DuPont – Sifting Through The Noise We Saw What We Wanted to See


Our positive stance on DuPont has been driven by two factors; valuation, and the belief that there is a real growth story in the core business.  Valuation support remains but it is much less of a factor today than it was a year ago as the stock is only 5-6% below our measure of fair value – we estimate that “normal relative value” for DD is around $71 per share.   However, our measure of fair value is based on DD continuing to operate and behave in the same way it has for years and clearly that is not the story that the company is telling today.

The exit of the Performance Chemicals business, according to the company, should leave a large core portfolio of differentiated platforms with very strong growth – driven by R&D advancements and leading to premium pricing.  This is the third quarter in a row where we have seen evidence of that, with most of the core segments (excluding Agriculture this quarter) showing operating earnings gains versus the prior year.  Ag was weaker because of the Latin American pull through of demand into Q4 2013 – across the two quarters Ag was positive.

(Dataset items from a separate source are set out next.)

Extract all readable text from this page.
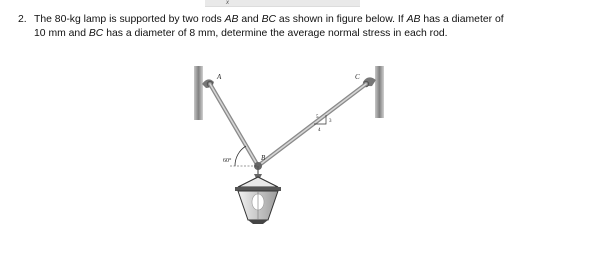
x
2. The 80-kg lamp is supported by two rods AB and BC as shown in figure below. If AB has a diameter of
10 mm and BC has a diameter of 8 mm, determine the average normal stress in each rod.
A
B
C
60°
5
3
4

The investment controversy here is whether DuPont is on either of the return on capital paths shown in the first Exhibit.  The more muted recovery is what is driving our earnings/valuation model and creates our current fair value of $71 per share.  We struggle to get more positive if this is indeed the right path, because even though returns are growing, there will be a negative step change in this chart when the performance chemicals business is divested as it has a higher return on capital than the company as a whole.


Upside in the stock will only likely come from a demonstration of faster and more consistent growth and a return on capital trend that approaches the more aggressive arrow in the Exhibit.  In other words, the 12% return on capital generated by forward 12 month consensus earnings is on trend or close to trend rather than 200 basis points above trend.  Even with a step down, post divestment, a growth trend like this would likely result in a multiple expansion possibly along the lines of what we have seen for PPG – shown in the second Exhibit.  PPG’s relative multiple has doubled from 2008 to today.   DuPont’s relative multiple was not as discounted as PPG’s historically – third Exhibit – but is around 20% lower than PPG’s today.  Note that the analysis is based on “normalized earnings” and while PPG is expected to earn around 20% above our view of normal in 2014, DD is expected to earn 30% above normal so the comparison is not unreasonable.  Forward estimates do not have PPG growing earnings significantly faster than DD for the next three years; the higher multiple is an indication that investors have more confidence in PPG’s trajectory today than they do in DuPont’s.

A 20% jump in relative multiple for DD would put a value of around $85 per share on the stock today.